Reference files (read on demand)
references/workspace-layout.md — full directory map, every known type extension, and what each top-level tree is for.
references/object-types.md — every .<Type>_ file in this ecosystem, what it represents, and what its _contents.xml holds (if any).
references/policies-and-rules.md — DirXML Script grammar, XSLT conventions, mapping/filter payloads, and how policy sets attach to channels.
references/provisioning-userapp.md — UserApp / RBPM layout: RequestDefs, forms, roles, resources, SoD, attestations, DAL.
references/identity-vault-and-packages.md — Identity Vault schema, packages, global configs, server bindings, GCV override files.
examples/cyberark-driver-walkthrough.md — a fully traced example driver from the ig-idm project showing how the metadata, relations, policies, filter, schema map, and entitlements connect. Read this first when learning the model; then generalize.
Tone and format for output
The user is an IDM consultant, so use IDM vocabulary directly (subscriber/publisher channel, GCV, NDS vs app name, merge authority, association, entitlement). Prefer concise prose; reach for bullet lists only when enumerating policies, rules, filter attrs, or similar. Quote short rule descriptions from the XML — they usually explain intent better than any paraphrase.
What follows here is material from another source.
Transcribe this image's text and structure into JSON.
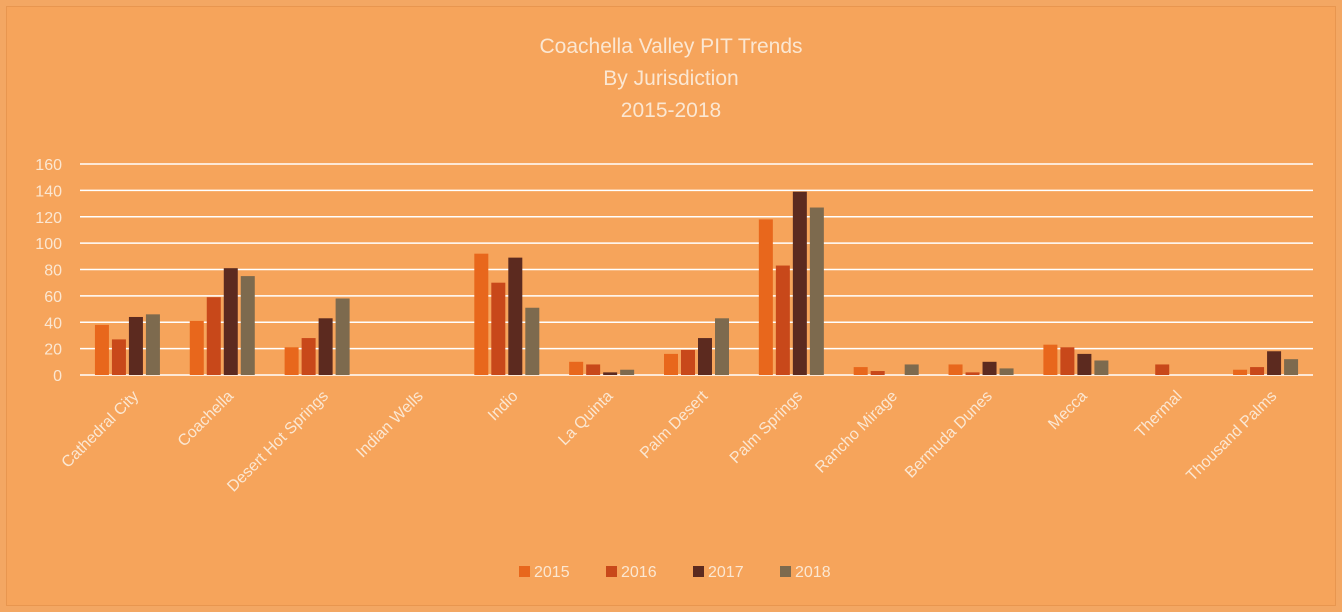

Modification is out of scope for this skill (it's read-and-describe only). If the user asks to edit, flag that editing Designer files byte-for-byte is viable for small script/filter tweaks, but non-trivial changes (adding policies, renaming drivers, rewiring relations) really want to be done in Designer itself because IDs, BackReferences, and the Modeler graph all have to stay consistent.